National Retail Properties, Inc. (NNN) is a diversified real-estate investment trust (REIT) with a $2.81 billion market cap. It pays a 5.73% dividend yield and has 89.31% institutional ownership. NNN carries an analyst recommendation of 2.50 on a scale in which 1.0 means “Strong Buy” and 5.0 indicates “Sell”. It recently traded at $26.86 a share. Ken Fisher’s Fisher Asset Management had $30.58 million in NNN at the end of the third quarter, while Chuck Royce’s Royce & Associates had $17.47 million in the company at the end of September.

Omega Healthcare Investors, Inc. (OHI) is a healthcare facilities real-estate investment trust (REIT) with a $2.03 billion market cap. It pays a 8.13% dividend yield and has 93.72% institutional ownership. OHI carries an analyst recommendation of 2.10 on a scale in which 1.0 means “Strong Buy” and 5.0 indicates “Sell”. It recently traded at $19.68 a share. David Dreman’s Dreman Value Management had $29.77 million invested in OHI at the end of September after increasing its stake in the company by +4% during the third quarter, while David Abrams’ Abrams Capital Management and Israel Englander’s Millennium Management initiated new positions.

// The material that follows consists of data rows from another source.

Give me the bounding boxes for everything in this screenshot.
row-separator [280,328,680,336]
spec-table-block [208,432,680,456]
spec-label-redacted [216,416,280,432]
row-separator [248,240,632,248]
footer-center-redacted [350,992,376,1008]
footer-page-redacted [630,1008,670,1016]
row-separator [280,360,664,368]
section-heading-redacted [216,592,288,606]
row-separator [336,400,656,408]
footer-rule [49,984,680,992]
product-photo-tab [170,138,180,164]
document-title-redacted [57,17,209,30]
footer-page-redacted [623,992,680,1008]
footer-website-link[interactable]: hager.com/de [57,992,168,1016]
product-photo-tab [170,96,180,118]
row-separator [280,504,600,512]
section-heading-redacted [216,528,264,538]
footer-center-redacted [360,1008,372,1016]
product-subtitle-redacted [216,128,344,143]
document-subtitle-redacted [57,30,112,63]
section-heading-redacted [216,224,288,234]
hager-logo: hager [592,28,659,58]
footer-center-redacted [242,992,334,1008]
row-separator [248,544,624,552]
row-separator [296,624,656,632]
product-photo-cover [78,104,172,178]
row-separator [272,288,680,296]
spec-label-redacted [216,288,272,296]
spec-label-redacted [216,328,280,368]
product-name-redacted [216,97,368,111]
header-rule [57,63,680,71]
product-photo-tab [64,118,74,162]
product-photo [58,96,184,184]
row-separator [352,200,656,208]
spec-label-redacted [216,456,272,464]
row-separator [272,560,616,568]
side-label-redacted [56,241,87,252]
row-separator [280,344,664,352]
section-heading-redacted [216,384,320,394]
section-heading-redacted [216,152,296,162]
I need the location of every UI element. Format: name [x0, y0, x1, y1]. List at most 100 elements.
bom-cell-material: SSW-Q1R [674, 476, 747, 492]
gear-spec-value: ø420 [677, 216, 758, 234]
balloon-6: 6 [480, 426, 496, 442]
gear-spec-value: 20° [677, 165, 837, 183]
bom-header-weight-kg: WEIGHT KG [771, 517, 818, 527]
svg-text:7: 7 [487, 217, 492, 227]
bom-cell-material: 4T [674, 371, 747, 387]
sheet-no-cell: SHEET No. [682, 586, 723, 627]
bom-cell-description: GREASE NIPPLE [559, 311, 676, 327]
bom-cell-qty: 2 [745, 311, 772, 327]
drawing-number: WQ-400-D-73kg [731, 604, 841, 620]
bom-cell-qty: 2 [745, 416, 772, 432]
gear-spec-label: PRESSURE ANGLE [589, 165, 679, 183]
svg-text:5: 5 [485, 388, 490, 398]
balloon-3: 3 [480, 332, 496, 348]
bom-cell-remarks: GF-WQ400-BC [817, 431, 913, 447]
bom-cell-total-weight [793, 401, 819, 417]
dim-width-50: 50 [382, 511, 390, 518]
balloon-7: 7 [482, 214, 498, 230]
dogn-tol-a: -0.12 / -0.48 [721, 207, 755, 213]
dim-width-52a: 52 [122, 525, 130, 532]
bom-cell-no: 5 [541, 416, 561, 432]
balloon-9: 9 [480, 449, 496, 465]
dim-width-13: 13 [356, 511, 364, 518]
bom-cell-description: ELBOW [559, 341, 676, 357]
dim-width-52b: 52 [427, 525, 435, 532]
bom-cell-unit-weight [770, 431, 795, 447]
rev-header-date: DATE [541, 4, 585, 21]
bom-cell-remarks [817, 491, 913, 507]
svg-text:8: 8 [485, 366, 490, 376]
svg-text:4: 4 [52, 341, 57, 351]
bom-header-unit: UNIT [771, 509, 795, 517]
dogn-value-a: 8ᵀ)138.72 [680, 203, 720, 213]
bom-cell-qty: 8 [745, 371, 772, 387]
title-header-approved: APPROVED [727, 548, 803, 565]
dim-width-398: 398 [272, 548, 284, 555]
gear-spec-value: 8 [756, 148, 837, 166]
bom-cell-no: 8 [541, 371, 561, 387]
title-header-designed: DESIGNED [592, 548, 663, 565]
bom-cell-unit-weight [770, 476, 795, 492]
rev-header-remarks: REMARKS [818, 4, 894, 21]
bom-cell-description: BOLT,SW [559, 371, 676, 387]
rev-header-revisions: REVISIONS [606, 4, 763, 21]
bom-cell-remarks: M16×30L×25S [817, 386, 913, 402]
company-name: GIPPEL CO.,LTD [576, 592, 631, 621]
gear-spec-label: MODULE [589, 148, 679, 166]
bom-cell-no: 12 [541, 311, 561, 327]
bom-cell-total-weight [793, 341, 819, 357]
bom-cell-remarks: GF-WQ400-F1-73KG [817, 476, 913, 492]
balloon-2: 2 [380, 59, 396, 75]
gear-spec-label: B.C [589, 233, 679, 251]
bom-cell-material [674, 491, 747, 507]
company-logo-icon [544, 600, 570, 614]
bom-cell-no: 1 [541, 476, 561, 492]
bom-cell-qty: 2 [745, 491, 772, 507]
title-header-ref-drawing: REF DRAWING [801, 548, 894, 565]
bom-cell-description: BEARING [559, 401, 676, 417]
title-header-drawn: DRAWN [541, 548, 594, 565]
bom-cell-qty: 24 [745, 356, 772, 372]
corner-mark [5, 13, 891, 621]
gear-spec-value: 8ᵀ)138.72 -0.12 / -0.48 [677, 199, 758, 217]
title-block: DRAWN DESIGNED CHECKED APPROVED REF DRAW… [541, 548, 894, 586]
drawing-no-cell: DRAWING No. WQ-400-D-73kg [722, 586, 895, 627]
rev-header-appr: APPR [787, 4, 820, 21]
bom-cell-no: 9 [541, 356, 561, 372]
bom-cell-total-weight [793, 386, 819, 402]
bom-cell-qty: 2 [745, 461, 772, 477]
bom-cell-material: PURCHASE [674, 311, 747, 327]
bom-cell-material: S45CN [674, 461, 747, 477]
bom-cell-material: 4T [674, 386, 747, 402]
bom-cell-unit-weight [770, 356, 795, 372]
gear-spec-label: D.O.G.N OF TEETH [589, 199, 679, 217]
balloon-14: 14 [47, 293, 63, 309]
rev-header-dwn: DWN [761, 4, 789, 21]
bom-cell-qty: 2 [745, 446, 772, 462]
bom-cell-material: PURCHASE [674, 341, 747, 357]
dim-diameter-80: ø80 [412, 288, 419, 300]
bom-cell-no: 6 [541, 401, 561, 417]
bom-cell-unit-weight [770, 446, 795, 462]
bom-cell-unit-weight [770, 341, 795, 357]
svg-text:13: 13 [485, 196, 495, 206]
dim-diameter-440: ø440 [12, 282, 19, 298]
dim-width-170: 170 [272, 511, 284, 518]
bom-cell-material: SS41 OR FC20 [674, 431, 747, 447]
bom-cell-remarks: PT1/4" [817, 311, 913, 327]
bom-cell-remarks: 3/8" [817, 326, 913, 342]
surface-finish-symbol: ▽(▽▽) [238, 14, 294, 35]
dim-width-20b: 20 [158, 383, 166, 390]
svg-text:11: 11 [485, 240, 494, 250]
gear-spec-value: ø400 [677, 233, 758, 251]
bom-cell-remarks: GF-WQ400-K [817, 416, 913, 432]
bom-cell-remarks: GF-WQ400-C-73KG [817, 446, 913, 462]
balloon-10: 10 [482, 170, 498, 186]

Pitney Bowes, Inc. (PBI) is a business equipment company with a $3.79 billion market cap. It pays a 7.80% dividend yield and has 88.96% institutional ownership. PBI carries an analyst recommendation of 2.80 on a scale in which 1.0 means “Strong Buy” and 5.0 indicates “Sell”. It recently traded at $18.98 a share. Cliff Asness’ AQR Capital Management upped its stake in PBI during the third quarter by +95% to end September with $6.31 million invested in the company. David Dreman’s Dreman Value Management also upped its position.

R.R. Donnelley & Sons Company (RRD) is a business services company with a $2.82 billion market cap. It pays a 6.93% dividend yield and has 89.40% institutional ownership. RRD carries an analyst recommendation of 2.20 on a scale in which 1.0 means “Strong Buy” and 5.0 indicates “Sell”. It recently traded at $15.00 a share. Ron Gutfleish’s Elm Ridge Capital boosted its stake in RRD by +20% during the third quarter, bringing its total position in the company to $89.93 million. Larry Robbins’ Glenview Capital is also a fan.